Methods: One hundred fifty-two patients with aortic valve disease were randomly assigned to receive either the MM (n = 76) or an EP prosthesis. There were 89 men (59%), and the mean age was 76 years. Echocardiograms from preoperative, postoperative, predismissal, and 1-year time points were analyzed.

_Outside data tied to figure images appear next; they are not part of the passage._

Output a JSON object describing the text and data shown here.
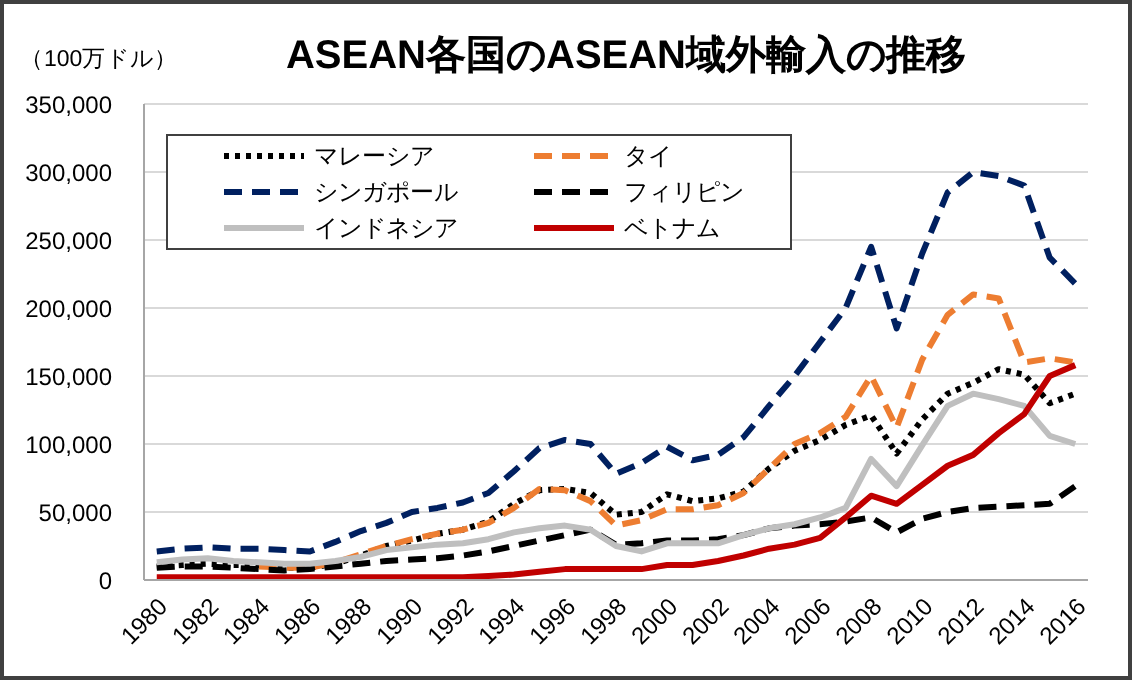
{
  "chart_data": {
    "type": "line",
    "title": "ASEAN各国のASEAN域外輸入の推移",
    "ylabel": "（100万ドル）",
    "categories": [
      "1980",
      null,
      "1982",
      null,
      "1984",
      null,
      "1986",
      null,
      "1988",
      null,
      "1990",
      null,
      "1992",
      null,
      "1994",
      null,
      "1996",
      null,
      "1998",
      null,
      "2000",
      null,
      "2002",
      null,
      "2004",
      null,
      "2006",
      null,
      "2008",
      null,
      "2010",
      null,
      "2012",
      null,
      "2014",
      null,
      "2016"
    ],
    "ylim": [
      0,
      350000
    ],
    "yticks": [
      0,
      {
        "value": 50000,
        "label": "50,000"
      },
      {
        "value": 100000,
        "label": "100,000"
      },
      {
        "value": 150000,
        "label": "150,000"
      },
      {
        "value": 200000,
        "label": "200,000"
      },
      {
        "value": 250000,
        "label": "250,000"
      },
      {
        "value": 300000,
        "label": "300,000"
      },
      {
        "value": 350000,
        "label": "350,000"
      }
    ],
    "grid": "y",
    "legend": "top left",
    "series": [
      {
        "name": "マレーシア",
        "color": "#000000",
        "line_style": "dotted",
        "values": [
          10000,
          11000,
          12000,
          11000,
          11000,
          9000,
          9000,
          12000,
          18000,
          25000,
          29000,
          34000,
          37000,
          43000,
          56000,
          66000,
          67000,
          64000,
          48000,
          50000,
          63000,
          58000,
          60000,
          65000,
          82000,
          95000,
          103000,
          114000,
          121000,
          93000,
          118000,
          137000,
          145000,
          155000,
          151000,
          130000,
          137000
        ]
      },
      {
        "name": "タイ",
        "color": "#ed7d31",
        "line_style": "dashed",
        "values": [
          null,
          null,
          null,
          null,
          10000,
          9000,
          9000,
          13000,
          19000,
          25000,
          30000,
          34000,
          37000,
          42000,
          53000,
          67000,
          66000,
          58000,
          40000,
          44000,
          52000,
          52000,
          55000,
          64000,
          82000,
          100000,
          108000,
          120000,
          150000,
          112000,
          162000,
          195000,
          210000,
          207000,
          160000,
          163000,
          160000
        ]
      },
      {
        "name": "シンガポール",
        "color": "#002060",
        "line_style": "dashed",
        "values": [
          21000,
          23000,
          24000,
          23000,
          23000,
          22000,
          21000,
          28000,
          36000,
          42000,
          50000,
          53000,
          57000,
          64000,
          80000,
          97000,
          103000,
          100000,
          78000,
          86000,
          98000,
          88000,
          92000,
          105000,
          128000,
          150000,
          175000,
          200000,
          245000,
          185000,
          240000,
          285000,
          300000,
          297000,
          290000,
          237000,
          218000
        ]
      },
      {
        "name": "フィリピン",
        "color": "#000000",
        "line_style": "dashed",
        "values": [
          9000,
          10000,
          10000,
          9000,
          8000,
          7000,
          8000,
          10000,
          12000,
          14000,
          15000,
          16000,
          18000,
          21000,
          25000,
          29000,
          33000,
          37000,
          26000,
          27000,
          29000,
          29000,
          30000,
          33000,
          38000,
          40000,
          41000,
          43000,
          46000,
          35000,
          45000,
          50000,
          53000,
          54000,
          55000,
          56000,
          69000
        ]
      },
      {
        "name": "インドネシア",
        "color": "#bfbfbf",
        "line_style": "solid",
        "values": [
          13000,
          15000,
          16000,
          14000,
          13000,
          12000,
          12000,
          14000,
          17000,
          22000,
          24000,
          26000,
          27000,
          30000,
          35000,
          38000,
          40000,
          37000,
          25000,
          21000,
          27000,
          27000,
          27000,
          33000,
          38000,
          41000,
          46000,
          53000,
          89000,
          69000,
          99000,
          128000,
          137000,
          133000,
          128000,
          106000,
          100000
        ]
      },
      {
        "name": "ベトナム",
        "color": "#c00000",
        "line_style": "solid",
        "values": [
          2000,
          2000,
          2000,
          2000,
          2000,
          2000,
          2000,
          2000,
          2000,
          2000,
          2000,
          2000,
          2000,
          3000,
          4000,
          6000,
          8000,
          8000,
          8000,
          8000,
          11000,
          11000,
          14000,
          18000,
          23000,
          26000,
          31000,
          46000,
          62000,
          56000,
          70000,
          84000,
          92000,
          108000,
          122000,
          150000,
          158000
        ]
      }
    ]
  }
}
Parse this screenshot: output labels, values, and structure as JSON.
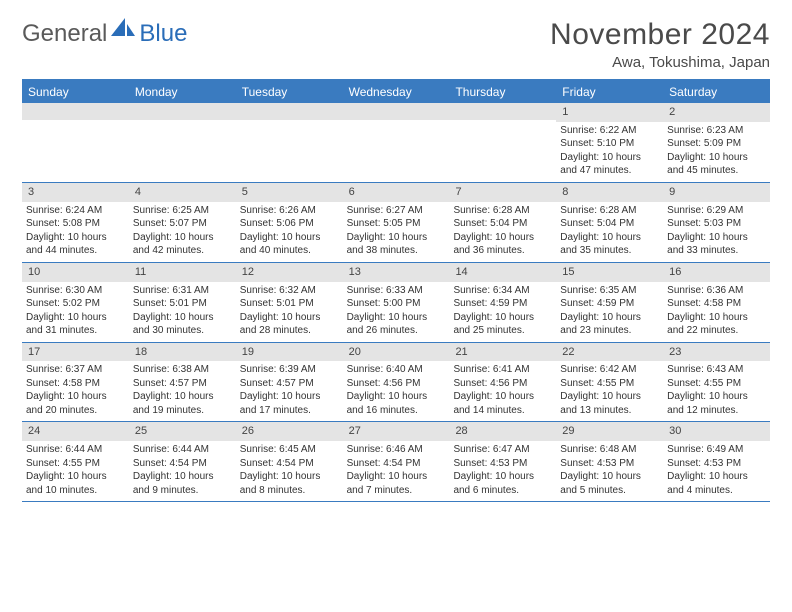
{
  "logo": {
    "general": "General",
    "blue": "Blue"
  },
  "title": "November 2024",
  "location": "Awa, Tokushima, Japan",
  "colors": {
    "header_bg": "#3a7bc0",
    "header_text": "#ffffff",
    "daynum_bg": "#e4e4e4",
    "border": "#3a7bc0",
    "logo_gray": "#5a5a5a",
    "logo_blue": "#2a6db8"
  },
  "weekdays": [
    "Sunday",
    "Monday",
    "Tuesday",
    "Wednesday",
    "Thursday",
    "Friday",
    "Saturday"
  ],
  "weeks": [
    [
      {
        "num": "",
        "sunrise": "",
        "sunset": "",
        "daylight": ""
      },
      {
        "num": "",
        "sunrise": "",
        "sunset": "",
        "daylight": ""
      },
      {
        "num": "",
        "sunrise": "",
        "sunset": "",
        "daylight": ""
      },
      {
        "num": "",
        "sunrise": "",
        "sunset": "",
        "daylight": ""
      },
      {
        "num": "",
        "sunrise": "",
        "sunset": "",
        "daylight": ""
      },
      {
        "num": "1",
        "sunrise": "Sunrise: 6:22 AM",
        "sunset": "Sunset: 5:10 PM",
        "daylight": "Daylight: 10 hours and 47 minutes."
      },
      {
        "num": "2",
        "sunrise": "Sunrise: 6:23 AM",
        "sunset": "Sunset: 5:09 PM",
        "daylight": "Daylight: 10 hours and 45 minutes."
      }
    ],
    [
      {
        "num": "3",
        "sunrise": "Sunrise: 6:24 AM",
        "sunset": "Sunset: 5:08 PM",
        "daylight": "Daylight: 10 hours and 44 minutes."
      },
      {
        "num": "4",
        "sunrise": "Sunrise: 6:25 AM",
        "sunset": "Sunset: 5:07 PM",
        "daylight": "Daylight: 10 hours and 42 minutes."
      },
      {
        "num": "5",
        "sunrise": "Sunrise: 6:26 AM",
        "sunset": "Sunset: 5:06 PM",
        "daylight": "Daylight: 10 hours and 40 minutes."
      },
      {
        "num": "6",
        "sunrise": "Sunrise: 6:27 AM",
        "sunset": "Sunset: 5:05 PM",
        "daylight": "Daylight: 10 hours and 38 minutes."
      },
      {
        "num": "7",
        "sunrise": "Sunrise: 6:28 AM",
        "sunset": "Sunset: 5:04 PM",
        "daylight": "Daylight: 10 hours and 36 minutes."
      },
      {
        "num": "8",
        "sunrise": "Sunrise: 6:28 AM",
        "sunset": "Sunset: 5:04 PM",
        "daylight": "Daylight: 10 hours and 35 minutes."
      },
      {
        "num": "9",
        "sunrise": "Sunrise: 6:29 AM",
        "sunset": "Sunset: 5:03 PM",
        "daylight": "Daylight: 10 hours and 33 minutes."
      }
    ],
    [
      {
        "num": "10",
        "sunrise": "Sunrise: 6:30 AM",
        "sunset": "Sunset: 5:02 PM",
        "daylight": "Daylight: 10 hours and 31 minutes."
      },
      {
        "num": "11",
        "sunrise": "Sunrise: 6:31 AM",
        "sunset": "Sunset: 5:01 PM",
        "daylight": "Daylight: 10 hours and 30 minutes."
      },
      {
        "num": "12",
        "sunrise": "Sunrise: 6:32 AM",
        "sunset": "Sunset: 5:01 PM",
        "daylight": "Daylight: 10 hours and 28 minutes."
      },
      {
        "num": "13",
        "sunrise": "Sunrise: 6:33 AM",
        "sunset": "Sunset: 5:00 PM",
        "daylight": "Daylight: 10 hours and 26 minutes."
      },
      {
        "num": "14",
        "sunrise": "Sunrise: 6:34 AM",
        "sunset": "Sunset: 4:59 PM",
        "daylight": "Daylight: 10 hours and 25 minutes."
      },
      {
        "num": "15",
        "sunrise": "Sunrise: 6:35 AM",
        "sunset": "Sunset: 4:59 PM",
        "daylight": "Daylight: 10 hours and 23 minutes."
      },
      {
        "num": "16",
        "sunrise": "Sunrise: 6:36 AM",
        "sunset": "Sunset: 4:58 PM",
        "daylight": "Daylight: 10 hours and 22 minutes."
      }
    ],
    [
      {
        "num": "17",
        "sunrise": "Sunrise: 6:37 AM",
        "sunset": "Sunset: 4:58 PM",
        "daylight": "Daylight: 10 hours and 20 minutes."
      },
      {
        "num": "18",
        "sunrise": "Sunrise: 6:38 AM",
        "sunset": "Sunset: 4:57 PM",
        "daylight": "Daylight: 10 hours and 19 minutes."
      },
      {
        "num": "19",
        "sunrise": "Sunrise: 6:39 AM",
        "sunset": "Sunset: 4:57 PM",
        "daylight": "Daylight: 10 hours and 17 minutes."
      },
      {
        "num": "20",
        "sunrise": "Sunrise: 6:40 AM",
        "sunset": "Sunset: 4:56 PM",
        "daylight": "Daylight: 10 hours and 16 minutes."
      },
      {
        "num": "21",
        "sunrise": "Sunrise: 6:41 AM",
        "sunset": "Sunset: 4:56 PM",
        "daylight": "Daylight: 10 hours and 14 minutes."
      },
      {
        "num": "22",
        "sunrise": "Sunrise: 6:42 AM",
        "sunset": "Sunset: 4:55 PM",
        "daylight": "Daylight: 10 hours and 13 minutes."
      },
      {
        "num": "23",
        "sunrise": "Sunrise: 6:43 AM",
        "sunset": "Sunset: 4:55 PM",
        "daylight": "Daylight: 10 hours and 12 minutes."
      }
    ],
    [
      {
        "num": "24",
        "sunrise": "Sunrise: 6:44 AM",
        "sunset": "Sunset: 4:55 PM",
        "daylight": "Daylight: 10 hours and 10 minutes."
      },
      {
        "num": "25",
        "sunrise": "Sunrise: 6:44 AM",
        "sunset": "Sunset: 4:54 PM",
        "daylight": "Daylight: 10 hours and 9 minutes."
      },
      {
        "num": "26",
        "sunrise": "Sunrise: 6:45 AM",
        "sunset": "Sunset: 4:54 PM",
        "daylight": "Daylight: 10 hours and 8 minutes."
      },
      {
        "num": "27",
        "sunrise": "Sunrise: 6:46 AM",
        "sunset": "Sunset: 4:54 PM",
        "daylight": "Daylight: 10 hours and 7 minutes."
      },
      {
        "num": "28",
        "sunrise": "Sunrise: 6:47 AM",
        "sunset": "Sunset: 4:53 PM",
        "daylight": "Daylight: 10 hours and 6 minutes."
      },
      {
        "num": "29",
        "sunrise": "Sunrise: 6:48 AM",
        "sunset": "Sunset: 4:53 PM",
        "daylight": "Daylight: 10 hours and 5 minutes."
      },
      {
        "num": "30",
        "sunrise": "Sunrise: 6:49 AM",
        "sunset": "Sunset: 4:53 PM",
        "daylight": "Daylight: 10 hours and 4 minutes."
      }
    ]
  ]
}
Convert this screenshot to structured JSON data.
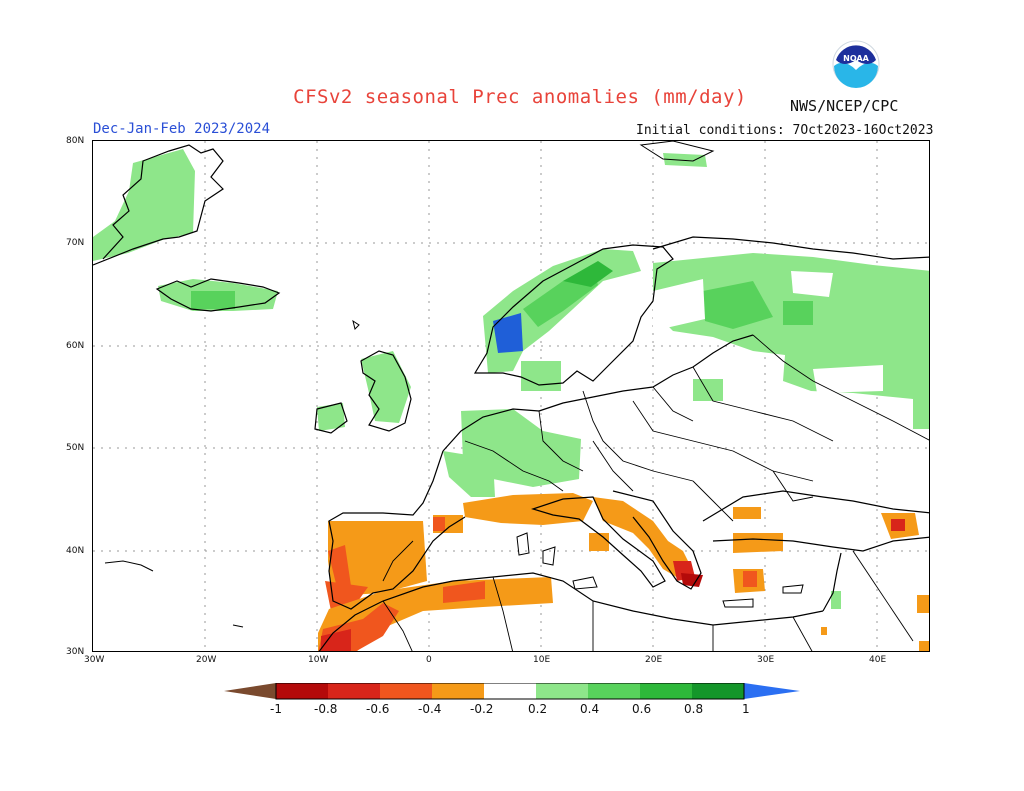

Results: Baseline characteristics and preoperative echocardiograms were similar between the two groups. The median implant size was 23 mm for both. There were no early deaths, and 10 patients (7%) died after dismissal. One hundred seven of 137 patients (78%) had a 1-year echocardiogram, and none required aortic valve reoperation. The mean aortic valve gradient at dismissal was 19.4 mm Hg (MM) versus13.5 mm Hg (EP; p < 0.0001), and at 1 year was 20.4 mm Hg versus 13.4 mm Hg (p < 0.0001). These differences were similar when the analysis was stratified by surgically measured annular size. The mean change in aortic valve gradient between predismissal and 1-year echocardiogram was +2.2 mm Hg (p = 0.02) for MM and –0.8 mm Hg (p = 0.33) for EP patients (p = 0.01 MM versus EP). The mean indexed aortic valve orifice area for MM and EP groups at dismissal and at 1 year was 0.9 cm2/m2 versus 1.1 cm2/m2, respectively (p < 0.01; p < 0.0001). During the first year after implantation, both groups demonstrated similar regression of LV mass index (MM, –32.4 g/m2 versus EP, –27.0 g/m2; p = 0.40). Greater preoperative LV mass index was the sole independent predictor of greater LV mass regression after surgery (p < 0.01).

Conclusions: Small differences in transprosthetic gradient and indexed aortic valve orifice area exist between porcine and bovine aortic valves. Despite this, both prostheses allow similar regression of LV mass during the first year after aortic valve replacement.